La vision et les objectifs des nouveaux gérants du Café des artistes ont trahi nos mandats, nos valeurs, et nous avons préféré nous retirer.


Cela dit, la P’tite scène n’est pas morte à jamais. Nous conservons son nom, son concept, son logo, ses membres; nous mettons simplement ses activités sur la glace. Nous prenons une pause bien méritée, nous prenons un temps de réflexion pour analyser les besoins de la communauté et ceux des artistes.

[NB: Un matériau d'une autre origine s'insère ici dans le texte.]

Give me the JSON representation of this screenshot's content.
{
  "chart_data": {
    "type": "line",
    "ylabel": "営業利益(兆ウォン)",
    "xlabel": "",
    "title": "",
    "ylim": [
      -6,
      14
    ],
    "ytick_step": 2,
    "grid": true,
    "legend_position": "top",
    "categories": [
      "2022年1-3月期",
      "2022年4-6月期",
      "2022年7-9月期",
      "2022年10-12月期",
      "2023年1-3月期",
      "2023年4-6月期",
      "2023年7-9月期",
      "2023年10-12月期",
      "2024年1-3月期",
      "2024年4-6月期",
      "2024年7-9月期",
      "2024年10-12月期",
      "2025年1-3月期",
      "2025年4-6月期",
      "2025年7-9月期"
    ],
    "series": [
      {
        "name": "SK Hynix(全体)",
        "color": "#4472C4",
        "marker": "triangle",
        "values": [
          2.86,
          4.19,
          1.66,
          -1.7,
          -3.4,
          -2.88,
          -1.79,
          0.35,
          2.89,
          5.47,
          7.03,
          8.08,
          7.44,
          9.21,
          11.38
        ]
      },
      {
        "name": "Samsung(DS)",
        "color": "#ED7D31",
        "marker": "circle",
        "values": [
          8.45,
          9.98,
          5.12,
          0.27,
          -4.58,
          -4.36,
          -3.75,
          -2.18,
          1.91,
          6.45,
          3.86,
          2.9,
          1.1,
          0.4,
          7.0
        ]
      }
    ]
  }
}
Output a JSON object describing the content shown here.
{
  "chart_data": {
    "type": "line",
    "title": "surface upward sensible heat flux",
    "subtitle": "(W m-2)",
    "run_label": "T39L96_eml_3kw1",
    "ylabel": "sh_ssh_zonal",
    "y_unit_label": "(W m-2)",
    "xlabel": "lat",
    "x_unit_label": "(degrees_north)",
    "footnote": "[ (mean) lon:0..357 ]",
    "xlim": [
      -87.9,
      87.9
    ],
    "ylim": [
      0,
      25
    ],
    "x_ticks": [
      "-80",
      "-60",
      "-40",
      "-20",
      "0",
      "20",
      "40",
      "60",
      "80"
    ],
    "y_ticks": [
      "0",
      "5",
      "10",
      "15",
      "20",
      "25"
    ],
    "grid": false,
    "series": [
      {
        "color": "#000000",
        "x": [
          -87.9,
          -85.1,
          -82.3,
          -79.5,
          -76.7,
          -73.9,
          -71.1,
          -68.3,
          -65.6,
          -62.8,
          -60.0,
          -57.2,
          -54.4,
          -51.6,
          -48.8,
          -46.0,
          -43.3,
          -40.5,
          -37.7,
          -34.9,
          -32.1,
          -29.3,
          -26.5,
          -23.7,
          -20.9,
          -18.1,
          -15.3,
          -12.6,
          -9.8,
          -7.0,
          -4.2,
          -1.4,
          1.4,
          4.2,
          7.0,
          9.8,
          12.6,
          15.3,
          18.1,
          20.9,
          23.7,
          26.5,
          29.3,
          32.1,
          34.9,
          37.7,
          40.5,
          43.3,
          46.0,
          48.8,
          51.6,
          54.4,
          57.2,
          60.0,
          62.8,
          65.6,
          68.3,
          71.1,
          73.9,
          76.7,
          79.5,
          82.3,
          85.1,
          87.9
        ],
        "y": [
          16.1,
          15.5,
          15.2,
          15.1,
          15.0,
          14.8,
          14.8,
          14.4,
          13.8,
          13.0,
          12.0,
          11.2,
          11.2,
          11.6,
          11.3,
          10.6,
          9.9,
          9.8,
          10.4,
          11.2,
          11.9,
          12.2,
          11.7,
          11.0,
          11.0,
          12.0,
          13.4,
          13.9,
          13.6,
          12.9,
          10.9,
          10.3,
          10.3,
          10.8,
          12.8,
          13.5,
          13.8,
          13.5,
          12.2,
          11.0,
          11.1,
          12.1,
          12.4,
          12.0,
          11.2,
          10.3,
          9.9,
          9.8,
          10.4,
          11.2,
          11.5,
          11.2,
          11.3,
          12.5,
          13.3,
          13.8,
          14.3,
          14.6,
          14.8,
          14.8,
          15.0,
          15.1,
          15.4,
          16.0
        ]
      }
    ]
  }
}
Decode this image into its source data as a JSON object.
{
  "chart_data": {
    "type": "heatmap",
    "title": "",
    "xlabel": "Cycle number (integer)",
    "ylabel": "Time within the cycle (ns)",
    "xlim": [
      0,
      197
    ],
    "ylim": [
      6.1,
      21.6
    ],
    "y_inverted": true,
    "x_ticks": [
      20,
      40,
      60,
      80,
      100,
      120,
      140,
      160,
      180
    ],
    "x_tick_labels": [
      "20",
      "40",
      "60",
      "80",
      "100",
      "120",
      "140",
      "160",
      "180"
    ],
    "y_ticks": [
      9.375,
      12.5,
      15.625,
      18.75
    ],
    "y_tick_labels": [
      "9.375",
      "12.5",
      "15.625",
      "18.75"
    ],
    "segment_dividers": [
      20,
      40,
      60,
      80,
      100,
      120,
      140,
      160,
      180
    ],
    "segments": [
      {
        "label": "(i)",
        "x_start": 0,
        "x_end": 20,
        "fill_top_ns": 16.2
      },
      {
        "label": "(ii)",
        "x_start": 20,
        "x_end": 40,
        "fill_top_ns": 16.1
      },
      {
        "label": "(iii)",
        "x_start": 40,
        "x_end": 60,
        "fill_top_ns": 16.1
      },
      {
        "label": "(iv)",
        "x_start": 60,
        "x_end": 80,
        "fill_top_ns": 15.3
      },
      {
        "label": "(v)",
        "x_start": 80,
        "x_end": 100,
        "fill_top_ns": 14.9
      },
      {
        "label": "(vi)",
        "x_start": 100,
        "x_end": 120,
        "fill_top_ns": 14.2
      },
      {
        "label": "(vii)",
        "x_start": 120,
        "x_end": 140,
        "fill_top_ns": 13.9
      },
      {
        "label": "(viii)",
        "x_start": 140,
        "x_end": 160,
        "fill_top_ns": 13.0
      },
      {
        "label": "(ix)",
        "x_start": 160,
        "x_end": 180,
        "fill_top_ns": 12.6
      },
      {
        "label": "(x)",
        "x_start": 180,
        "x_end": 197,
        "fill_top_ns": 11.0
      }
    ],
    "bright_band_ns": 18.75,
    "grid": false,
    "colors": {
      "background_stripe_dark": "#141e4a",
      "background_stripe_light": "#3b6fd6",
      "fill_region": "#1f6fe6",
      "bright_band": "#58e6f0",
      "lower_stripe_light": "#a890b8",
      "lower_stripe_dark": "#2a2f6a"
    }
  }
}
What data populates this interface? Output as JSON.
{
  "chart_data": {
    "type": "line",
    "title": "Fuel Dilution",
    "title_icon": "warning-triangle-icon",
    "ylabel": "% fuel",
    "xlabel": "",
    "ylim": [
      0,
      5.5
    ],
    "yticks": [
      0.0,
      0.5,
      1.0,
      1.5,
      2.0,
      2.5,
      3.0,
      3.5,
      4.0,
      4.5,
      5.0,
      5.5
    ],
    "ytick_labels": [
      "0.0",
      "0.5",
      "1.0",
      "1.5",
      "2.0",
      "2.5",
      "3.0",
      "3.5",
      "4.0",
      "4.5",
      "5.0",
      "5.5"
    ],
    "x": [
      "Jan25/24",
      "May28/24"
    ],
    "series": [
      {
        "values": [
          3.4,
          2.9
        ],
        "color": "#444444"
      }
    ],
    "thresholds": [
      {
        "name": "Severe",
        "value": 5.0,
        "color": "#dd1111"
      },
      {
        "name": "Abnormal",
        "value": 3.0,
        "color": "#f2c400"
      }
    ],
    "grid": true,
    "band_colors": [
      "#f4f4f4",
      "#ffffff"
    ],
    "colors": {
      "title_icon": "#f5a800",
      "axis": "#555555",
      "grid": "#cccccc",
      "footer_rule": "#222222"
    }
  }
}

Ça me fait tout drôle. Il est presque 15h, vendredi après-midi, et je n’ai pas à me diriger vers la Cité pour installer la soirée. Ça me fait drôle, mais tout de même, ça m’attriste. Nous avions créé quelque chose de bien. Et l’argent a tout détruit.

1 commentaire:

Anonyme a dit...

Ahhhhh, l'Alberta et le besoin de faire de l'argent. Depuis des années, des gens se dirigent dans la province des conservateurs pour se libérer de leurs dettes tout en oubliant que la vraie liberté n'est pas celle de s'acheter une grosse maison ou un gros truck, mais de partager, de communiquer, d'évoluer en tant qu'être humain. Pendant mes 8 années en Alberta, La P'tite scène est l'un des projets qui m'a le plus motivé à créer. Chaque semaine, des francophones se rassemblaient pour parler la langue de Molière, en s'amusant, écoutant de la musique, des poèmes, des monologues, des éditoriaux. Nous avons investi corps et âmes pour donner une vie culturelle à cette francophonie albertaine. Il m'attriste de voir que certaines personnes pensent encore faire des profits dans une francophonie qui se bat constamment pour développer des initiatives. La P'tite Scène n'a jamais fait d'argent et plusieurs individus et/ou organisme ont déboursé de leur poche pour que les artistes et spectateurs puissent partager l'amour de la langue française. J'espère sincèrement que les nouveaux
"Capitalimerdistes" du Bistro tombent en morceaux. Merci à tous les "bénévolés" qui ont eu confiance envers nous (les créateurs de la P'tite Scène)et qui ont continué de travailler fort pour garder le tout en vie. N'oubliez pas que tout vient par cycle... le retour de la P'tite Scène se fera en temps et lieu et probablement plus solide que jamais. Bonne chance!!!